I also couldn’t find an elegant way to theorize that Let’s Dance was a hit because the pop marketplace was so flooded with Bowie knockoffs that their brains fell out when they had the real deal. The actual music on the album obviously had something to do with it, but so did a new wave full of singers who appropriated his vocal mannerisms, fashion sense or sound. The New Romantics at London’s Blitz Club copped to it, but they were hardly alone. 

If you still have an appetite for retrospective Bowie writing, a great place to start is Carl Wilson’s piece for Slate, which emphasized Bowie’s relationship with his fans. 

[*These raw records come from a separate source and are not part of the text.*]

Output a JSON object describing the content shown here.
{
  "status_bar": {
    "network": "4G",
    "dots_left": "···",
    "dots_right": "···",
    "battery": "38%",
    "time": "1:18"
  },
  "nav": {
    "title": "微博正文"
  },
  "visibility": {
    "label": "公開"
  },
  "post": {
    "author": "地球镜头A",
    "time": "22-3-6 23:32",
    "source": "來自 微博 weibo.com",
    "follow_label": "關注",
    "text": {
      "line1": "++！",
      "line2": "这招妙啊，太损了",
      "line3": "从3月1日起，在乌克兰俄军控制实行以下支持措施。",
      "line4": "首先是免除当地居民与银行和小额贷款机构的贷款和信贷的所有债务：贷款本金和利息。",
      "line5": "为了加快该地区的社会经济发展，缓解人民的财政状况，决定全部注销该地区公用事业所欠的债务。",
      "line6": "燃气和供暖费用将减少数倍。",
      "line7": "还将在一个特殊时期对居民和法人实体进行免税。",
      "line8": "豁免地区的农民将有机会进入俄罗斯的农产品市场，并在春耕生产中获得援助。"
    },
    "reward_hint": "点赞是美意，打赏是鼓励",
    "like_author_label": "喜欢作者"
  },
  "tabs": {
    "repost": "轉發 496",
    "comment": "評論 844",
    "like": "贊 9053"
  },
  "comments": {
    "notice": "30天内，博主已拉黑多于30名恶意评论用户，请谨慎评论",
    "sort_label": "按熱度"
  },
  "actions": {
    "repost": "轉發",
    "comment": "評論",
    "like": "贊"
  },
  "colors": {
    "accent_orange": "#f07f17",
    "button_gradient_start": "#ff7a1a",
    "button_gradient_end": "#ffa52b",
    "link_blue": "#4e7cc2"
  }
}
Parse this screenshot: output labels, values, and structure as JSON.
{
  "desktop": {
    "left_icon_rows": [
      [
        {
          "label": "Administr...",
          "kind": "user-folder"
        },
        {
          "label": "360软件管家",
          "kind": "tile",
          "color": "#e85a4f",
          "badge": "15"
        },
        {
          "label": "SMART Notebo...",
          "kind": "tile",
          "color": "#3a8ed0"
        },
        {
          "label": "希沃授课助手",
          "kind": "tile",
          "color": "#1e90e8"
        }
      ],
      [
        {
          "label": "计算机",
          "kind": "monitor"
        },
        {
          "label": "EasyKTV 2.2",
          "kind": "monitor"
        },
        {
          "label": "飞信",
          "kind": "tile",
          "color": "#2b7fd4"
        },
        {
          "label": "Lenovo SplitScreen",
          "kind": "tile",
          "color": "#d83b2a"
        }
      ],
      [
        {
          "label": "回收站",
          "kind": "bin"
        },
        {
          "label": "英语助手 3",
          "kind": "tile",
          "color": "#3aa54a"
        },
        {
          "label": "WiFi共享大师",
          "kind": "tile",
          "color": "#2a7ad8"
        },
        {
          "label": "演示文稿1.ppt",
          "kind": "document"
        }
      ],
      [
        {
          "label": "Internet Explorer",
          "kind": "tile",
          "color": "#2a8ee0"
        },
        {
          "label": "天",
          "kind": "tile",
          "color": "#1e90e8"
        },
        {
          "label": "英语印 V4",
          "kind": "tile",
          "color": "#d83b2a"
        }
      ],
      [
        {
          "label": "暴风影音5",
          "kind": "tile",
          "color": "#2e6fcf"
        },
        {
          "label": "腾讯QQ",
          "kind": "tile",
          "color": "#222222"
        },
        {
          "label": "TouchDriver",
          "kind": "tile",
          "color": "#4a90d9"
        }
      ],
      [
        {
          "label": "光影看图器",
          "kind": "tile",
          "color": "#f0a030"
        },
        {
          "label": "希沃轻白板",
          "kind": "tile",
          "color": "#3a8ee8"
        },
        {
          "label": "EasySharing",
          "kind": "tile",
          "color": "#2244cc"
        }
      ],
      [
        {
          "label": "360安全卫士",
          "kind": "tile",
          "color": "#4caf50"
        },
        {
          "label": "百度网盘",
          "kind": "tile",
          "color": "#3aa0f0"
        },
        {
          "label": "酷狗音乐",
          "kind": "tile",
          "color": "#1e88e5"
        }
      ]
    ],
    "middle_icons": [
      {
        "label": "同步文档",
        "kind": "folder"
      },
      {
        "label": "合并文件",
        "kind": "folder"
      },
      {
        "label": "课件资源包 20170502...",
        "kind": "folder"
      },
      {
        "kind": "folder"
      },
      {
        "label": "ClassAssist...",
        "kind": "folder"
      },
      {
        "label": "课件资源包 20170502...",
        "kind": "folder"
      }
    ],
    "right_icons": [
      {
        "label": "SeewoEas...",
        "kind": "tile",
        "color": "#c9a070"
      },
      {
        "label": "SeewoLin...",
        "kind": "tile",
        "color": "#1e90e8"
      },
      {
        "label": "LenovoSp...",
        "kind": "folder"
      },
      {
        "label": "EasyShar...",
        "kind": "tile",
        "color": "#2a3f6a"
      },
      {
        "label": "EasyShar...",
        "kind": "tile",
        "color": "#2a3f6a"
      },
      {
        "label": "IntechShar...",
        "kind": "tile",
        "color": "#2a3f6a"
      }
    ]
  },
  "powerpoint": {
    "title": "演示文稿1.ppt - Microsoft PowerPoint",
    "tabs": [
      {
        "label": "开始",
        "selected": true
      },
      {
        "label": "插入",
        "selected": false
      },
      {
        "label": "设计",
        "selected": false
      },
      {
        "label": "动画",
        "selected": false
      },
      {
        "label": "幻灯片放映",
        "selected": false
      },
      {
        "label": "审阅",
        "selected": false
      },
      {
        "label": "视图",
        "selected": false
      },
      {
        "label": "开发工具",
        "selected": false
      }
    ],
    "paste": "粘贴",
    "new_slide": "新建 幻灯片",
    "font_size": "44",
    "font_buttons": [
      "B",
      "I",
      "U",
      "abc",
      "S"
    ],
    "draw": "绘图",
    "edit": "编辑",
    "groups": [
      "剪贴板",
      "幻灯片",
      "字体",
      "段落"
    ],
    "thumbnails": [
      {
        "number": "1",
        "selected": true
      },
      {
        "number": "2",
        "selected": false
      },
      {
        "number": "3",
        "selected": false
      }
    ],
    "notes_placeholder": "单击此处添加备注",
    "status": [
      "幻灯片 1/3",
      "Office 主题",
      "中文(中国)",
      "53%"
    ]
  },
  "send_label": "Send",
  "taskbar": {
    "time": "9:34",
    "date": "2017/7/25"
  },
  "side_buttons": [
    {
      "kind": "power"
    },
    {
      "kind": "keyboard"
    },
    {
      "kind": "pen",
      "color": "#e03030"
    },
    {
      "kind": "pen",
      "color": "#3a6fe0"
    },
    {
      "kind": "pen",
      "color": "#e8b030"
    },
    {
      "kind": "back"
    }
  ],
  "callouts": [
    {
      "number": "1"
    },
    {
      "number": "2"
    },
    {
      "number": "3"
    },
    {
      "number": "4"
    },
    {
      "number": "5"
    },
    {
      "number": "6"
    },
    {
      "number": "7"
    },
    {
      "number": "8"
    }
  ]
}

Countless pop stars this week are talking about how the phases of Bowie’s self-inventions inspired them, and justly so: Each of his incarnations birthed movements and subcultures. But in my heart his greatest acolytes were the unknown thousands who recognized him as their enabler, their transformer. Bowie sang for the as-yet nonexistent ones, for the awkward, the strivers. He sang for the members of the public who were full-feathered birds of paradise in their own imaginations yet might also struggle through a simple visit to the grocery store. Bowie’s celebrity was part of his medium, but his core was about ordinariness, the kind of “superstardom” produced in the early Warhol Factory, pre–Studio 54: a vision of existence as ugly as it was glorious, extraordinary but also always below average. Until Sunday night, Bowie and John Waters felt like two of the last surviving links in that particular chain.

Chris O’Leary dissected one of my favorite Bowie tracks, “Sound and Vision,” also for Slate:

Though it’s a depressive’s song, “Sound and Vision” is shot through with little moments of joy, like the way Davis’ drum fills sound like a string of firecrackers. Bowie’s opening phrase, a slow, sleepy rise over an octave (“don’t-you-won-der sometiiii-ii-ii-ii-mes”), seems as if he’s been listening along and just started singing, carried away by what he’d set in motion. There’s a wonderful precision to Bowie’s vocal, a sense that he has to plot his course exactly, underscoring his happy flights of fancy (the long-held ooooos) with glum, nearly-spoken phrases (“nothing to do, nothing to say”).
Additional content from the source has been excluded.